There has long been an interest in adapting the series for film, with multiple failed attempts at making a viable script by Warner Bros. One such Gaiman considered “not just the worst sandman script I’ve ever read, but quite easily the worst script I’ve ever read.” But everyone, including Gaiman, still held out hopes for a successful adaptation in the end, with Gaiman once filmmaker Terry Gilliam (of Brazil and Time Bandits) as someone he believes could do justice to the material.

Go to TV

In 2013, news came that Gaiman was teaming up with actor Joseph Gordon-Levitt to develop a feature film at New Line (owned by Warner Bros.), but Gordon-Levitt eventually left the project three years later due to “creative differences”. Sandman/Dream/Morpheus looked like he would dissolve into development hell again, but one of the last screenwriters working on the project, Arrival‘s Eric Heisserer, thought so sandman should actually be a TV series.

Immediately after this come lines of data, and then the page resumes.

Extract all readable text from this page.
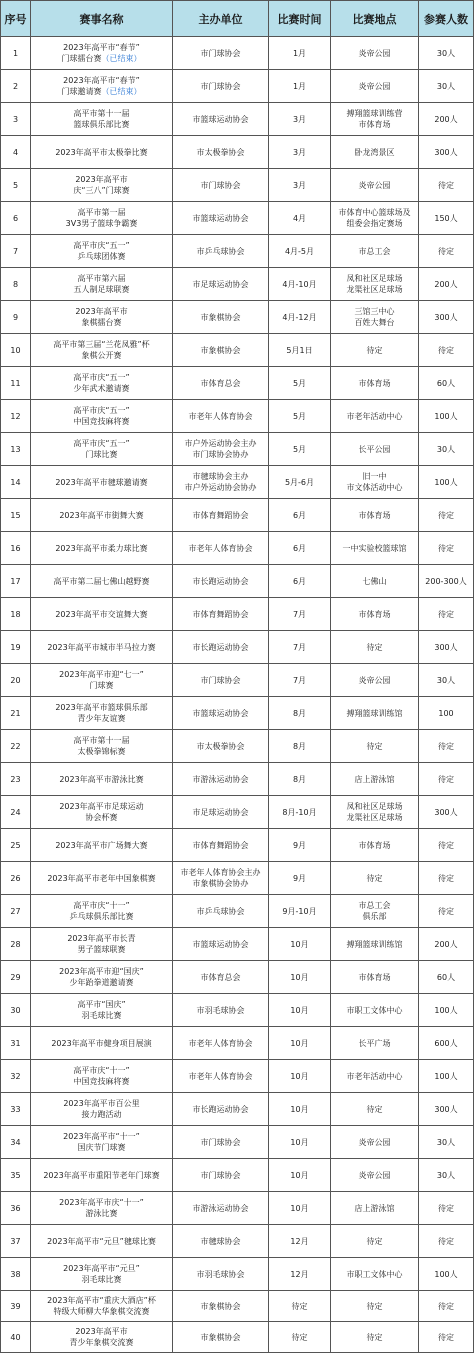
序号	赛事名称	主办单位	比赛时间	比赛地点	参赛人数
1	2023年高平市“春节”
门球擂台赛（已结束）	市门球协会	1月	炎帝公园	30人
2	2023年高平市“春节”
门球邀请赛（已结束）	市门球协会	1月	炎帝公园	30人
3	高平市第十一届
篮球俱乐部比赛	市篮球运动协会	3月	搏翔篮球训练营
市体育场	200人
4	2023年高平市太极拳比赛	市太极拳协会	3月	卧龙湾景区	300人
5	2023年高平市
庆“三八”门球赛	市门球协会	3月	炎帝公园	待定
6	高平市第一届
3V3男子篮球争霸赛	市篮球运动协会	4月	市体育中心篮球场及
组委会指定赛场	150人
7	高平市庆“五一”
乒乓球团体赛	市乒乓球协会	4月-5月	市总工会	待定
8	高平市第六届
五人制足球联赛	市足球运动协会	4月-10月	凤和社区足球场
龙渠社区足球场	200人
9	2023年高平市
象棋擂台赛	市象棋协会	4月-12月	三馆三中心
百姓大舞台	300人
10	高平市第三届“兰花凤雅”杯
象棋公开赛	市象棋协会	5月1日	待定	待定
11	高平市庆“五一”
少年武术邀请赛	市体育总会	5月	市体育场	60人
12	高平市庆“五一”
中国竞技麻将赛	市老年人体育协会	5月	市老年活动中心	100人
13	高平市庆“五一”
门球比赛	市户外运动协会主办
市门球协会协办	5月	长平公园	30人
14	2023年高平市毽球邀请赛	市毽球协会主办
市户外运动协会协办	5月-6月	旧一中
市文体活动中心	100人
15	2023年高平市街舞大赛	市体育舞蹈协会	6月	市体育场	待定
16	2023年高平市柔力球比赛	市老年人体育协会	6月	一中实验校篮球馆	待定
17	高平市第二届七佛山越野赛	市长跑运动协会	6月	七佛山	200-300人
18	2023年高平市交谊舞大赛	市体育舞蹈协会	7月	市体育场	待定
19	2023年高平市城市半马拉力赛	市长跑运动协会	7月	待定	300人
20	2023年高平市迎“七一”
门球赛	市门球协会	7月	炎帝公园	30人
21	2023年高平市篮球俱乐部
青少年友谊赛	市篮球运动协会	8月	搏翔篮球训练馆	100
22	高平市第十一届
太极拳锦标赛	市太极拳协会	8月	待定	待定
23	2023年高平市游泳比赛	市游泳运动协会	8月	店上游泳馆	待定
24	2023年高平市足球运动
协会杯赛	市足球运动协会	8月-10月	凤和社区足球场
龙渠社区足球场	300人
25	2023年高平市广场舞大赛	市体育舞蹈协会	9月	市体育场	待定
26	2023年高平市老年中国象棋赛	市老年人体育协会主办
市象棋协会协办	9月	待定	待定
27	高平市庆“十一”
乒乓球俱乐部比赛	市乒乓球协会	9月-10月	市总工会
俱乐部	待定
28	2023年高平市长青
男子篮球联赛	市篮球运动协会	10月	搏翔篮球训练馆	200人
29	2023年高平市迎“国庆”
少年跆拳道邀请赛	市体育总会	10月	市体育场	60人
30	高平市“国庆”
羽毛球比赛	市羽毛球协会	10月	市职工文体中心	100人
31	2023年高平市健身项目展演	市老年人体育协会	10月	长平广场	600人
32	高平市庆“十一”
中国竞技麻将赛	市老年人体育协会	10月	市老年活动中心	100人
33	2023年高平市百公里
接力跑活动	市长跑运动协会	10月	待定	300人
34	2023年高平市“十一”
国庆节门球赛	市门球协会	10月	炎帝公园	30人
35	2023年高平市重阳节老年门球赛	市门球协会	10月	炎帝公园	30人
36	2023年高平市庆“十一”
游泳比赛	市游泳运动协会	10月	店上游泳馆	待定
37	2023年高平市“元旦”毽球比赛	市毽球协会	12月	待定	待定
38	2023年高平市“元旦”
羽毛球比赛	市羽毛球协会	12月	市职工文体中心	100人
39	2023年高平市“重庆大酒店”杯
特级大师柳大华象棋交流赛	市象棋协会	待定	待定	待定
40	2023年高平市
青少年象棋交流赛	市象棋协会	待定	待定	待定
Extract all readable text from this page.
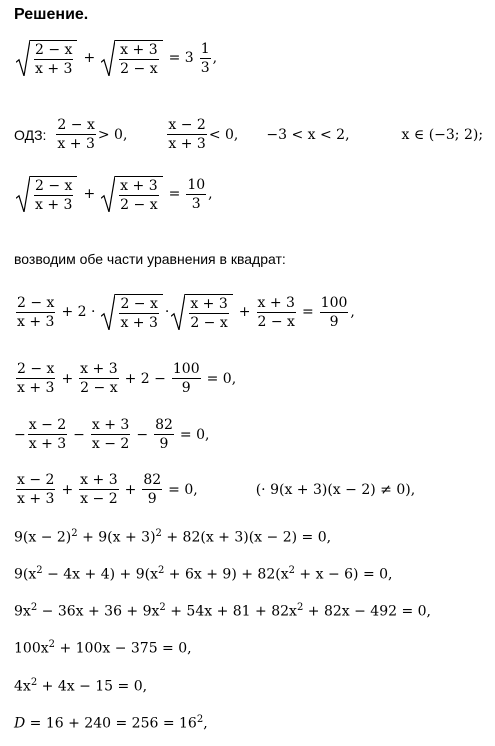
Решение.
$\frac{2 - x}{x + 3} + \frac{x + 3}{2 - x} = 3 \frac{1}{3}$ ,
ОДЗ: $\frac{2 - x}{x + 3} > 0$,	$\frac{x - 2}{x + 3} < 0$, −3 < x < 2,	x ∈ (−3; 2);
$\frac{2 - x}{x + 3} + \frac{x + 3}{2 - x} = \frac{10}{3}$ ,
возводим обе части уравнения в квадрат:
$\frac{2 - x}{x + 3} + 2 \cdot \frac{2 - x}{x + 3} \cdot \frac{x + 3}{2 - x} + \frac{x + 3}{2 - x} = \frac{100}{9}$ ,
$\frac{2 - x}{x + 3} + \frac{x + 3}{2 - x} + 2 - \frac{100}{9} = 0$,
− $\frac{x - 2}{x + 3} - \frac{x + 3}{x - 2} - \frac{82}{9} = 0$,
$\frac{x - 2}{x + 3} + \frac{x + 3}{x - 2} + \frac{82}{9} = 0$,	(· 9(x + 3)(x − 2) ≠ 0),
$9(x - 2)^2 + 9(x + 3)^2 + 82(x + 3)(x - 2) = 0$,
$9(x^2 - 4x + 4) + 9(x^2 + 6x + 9) + 82(x^2 + x - 6) = 0$,
$9x^2 - 36x + 36 + 9x^2 + 54x + 81 + 82x^2 + 82x - 492 = 0$,
$100x^2 + 100x - 375 = 0$,
$4x^2 + 4x - 15 = 0$,
$D = 16 + 240 = 256 = 16^2$,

So Warner Bros. started shopping around a TV adaptation of the sandman† HBO passed – it’s very pricey Game of Thrones spin-off series that swallowed the budget, but Netflix collapsed, with an outright order. Gaiman will serve as executive producer along with David Goyer, whose filmography is nothing to sneeze at. Allan Heinberg, whose credits include: Wonder Woman and Grey’s Anatomyhas reportedly signed up as showrunner.

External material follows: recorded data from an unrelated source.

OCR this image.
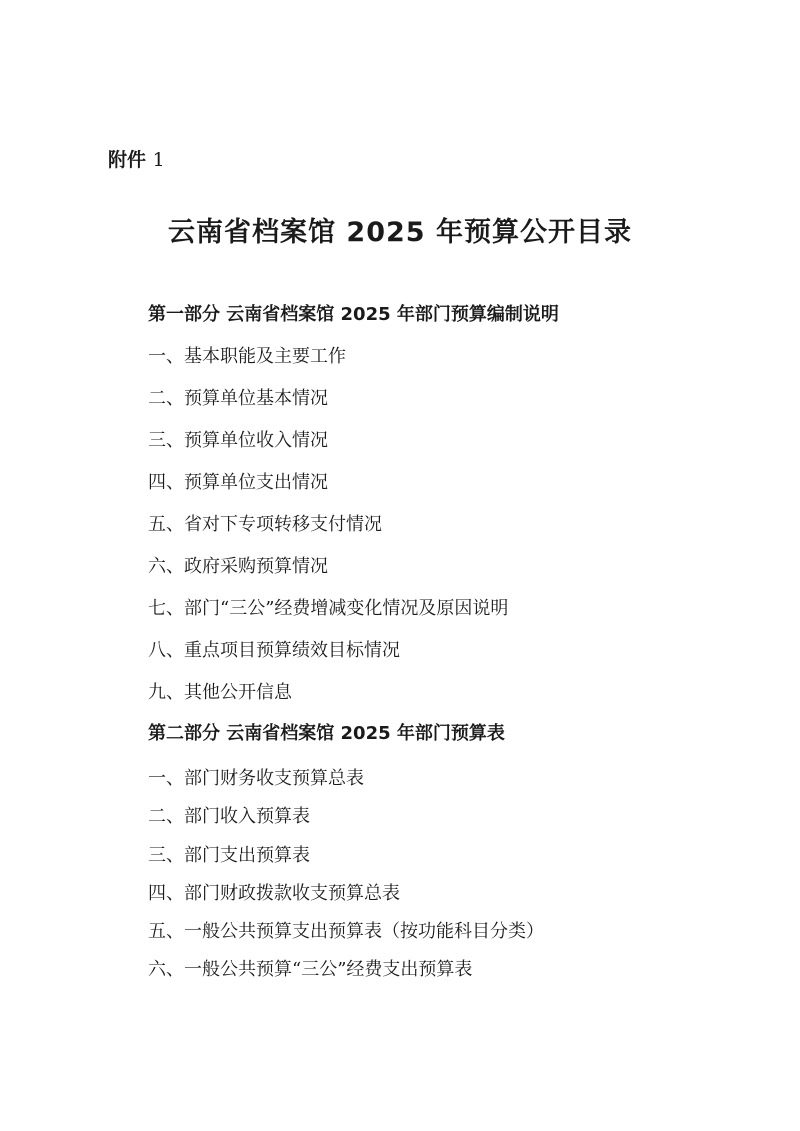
附件 1
云南省档案馆 2025 年预算公开目录
第一部分 云南省档案馆 2025 年部门预算编制说明
一、基本职能及主要工作
二、预算单位基本情况
三、预算单位收入情况
四、预算单位支出情况
五、省对下专项转移支付情况
六、政府采购预算情况
七、部门“三公”经费增减变化情况及原因说明
八、重点项目预算绩效目标情况
九、其他公开信息
第二部分 云南省档案馆 2025 年部门预算表
一、部门财务收支预算总表
二、部门收入预算表
三、部门支出预算表
四、部门财政拨款收支预算总表
五、一般公共预算支出预算表（按功能科目分类）
六、一般公共预算“三公”经费支出预算表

Of course, this can still go horribly wrong; there are people who think the sandman is essentially non-customizable. It is worth noting that the TV series, Match (previously with Fox, now with Netflix for the final season) is loosely based on a character from Gaiman’s sandmanMatch is a fun series for what it is: a merry, supernatural police procedural that leans on its absurd premise and is largely supported by Tom Ellis’ star as the Devil and an engaging supporting cast. But that is not what fans want to see in a sandman amendment. And given Gaiman’s EP role, I don’t think it will.

revisit the sandmancourtesy of DC Comics.